Whenever permissions change, call channel_permission_changed. This will cause clients to be disconnected if they lost permission to the channel.

from django_eventstream import channel_permission_changed

channel_permission_changed(user, '_mychannel')

Note: OAuth may not work with the AuthMiddlewareStack from Django Channels. See this token middleware.

Routes and channel selection

The channels the client listens to are specified using Django view keyword arguments on the routes. Alternatively, if no keyword arguments are specified, then the client can select the channels on its own by providing one or more channel query parameters in the HTTP request.

Examples:

# specify fixed list of channels
url(r'^foo/events/', include(django_eventstream.urls), {'channels': ['foo']})

# specify a list of dynamic channels using formatting based on view keywords
url(r'^objects/(?P<obj_id>\w+)/events/', include(django_eventstream.urls),
    {'format-channels': ['object-{obj_id}']})

# client selects a single channel using a path component
url(r'^events/(?P<channel>\w+)/', include(django_eventstream.urls))
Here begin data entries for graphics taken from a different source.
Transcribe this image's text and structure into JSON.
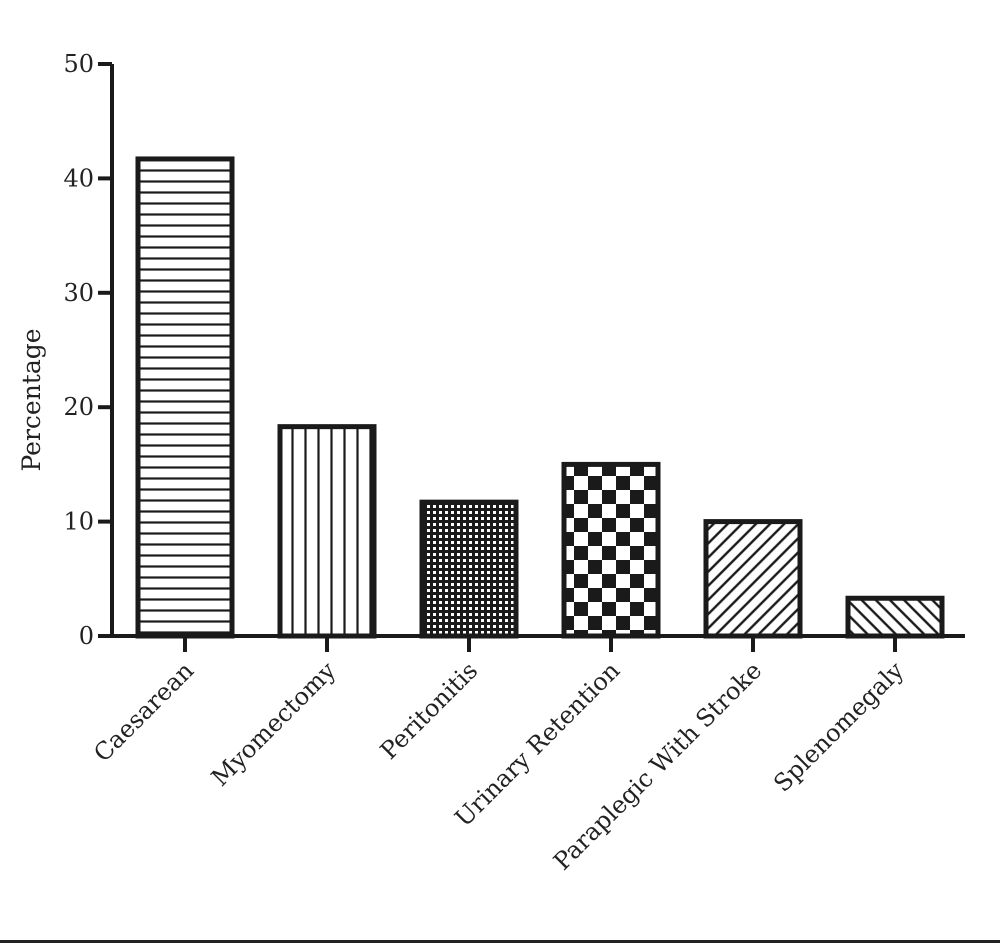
{
  "chart_data": {
    "type": "bar",
    "title": "",
    "xlabel": "",
    "ylabel": "Percentage",
    "ylim": [
      0,
      50
    ],
    "yticks": [
      0,
      10,
      20,
      30,
      40,
      50
    ],
    "categories": [
      "Caesarean",
      "Myomectomy",
      "Peritonitis",
      "Urinary Retention",
      "Paraplegic With Stroke",
      "Splenomegaly"
    ],
    "values": [
      41.7,
      18.3,
      11.7,
      15.0,
      10.0,
      3.3
    ],
    "patterns": [
      "horizontal-lines",
      "vertical-lines",
      "fine-dots",
      "checkerboard",
      "diagonal-lines",
      "diagonal-lines-reverse"
    ],
    "grid": false,
    "legend": "none",
    "colors": {
      "stroke": "#1a1a1a",
      "background": "#ffffff"
    }
  }
}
# client selects one or more channels using query parameters
url(r'^events/', include(django_eventstream.urls))

Note that if view keywords or a channel path component are used, the client cannot use query parameters to select channels.

If even more advanced channel mapping is needed, implement a channel manager and override get_channels_for_request.

Cross-Origin Resource Sharing (CORS) Headers

There are settings available to set response headers Access-Control-Allow-Origin, Access-Control-Allow-Credentials, and Access-Control-Allow-Headers, which are EVENTSTREAM_ALLOW_ORIGIN, EVENTSTREAM_ALLOW_CREDENTIALS, and EVENTSTREAM_ALLOW_HEADERS, respectively.

Examples:

EVENTSTREAM_ALLOW_ORIGIN = 'your-website.com'
EVENTSTREAM_ALLOW_CREDENTIALS = True
EVENTSTREAM_ALLOW_HEADERS = 'Authorization'

Note that EVENTSTREAM_ALLOW_ORIGIN and EVENTSTREAM_ALLOW_HEADERS only take a single string value and do not process a list.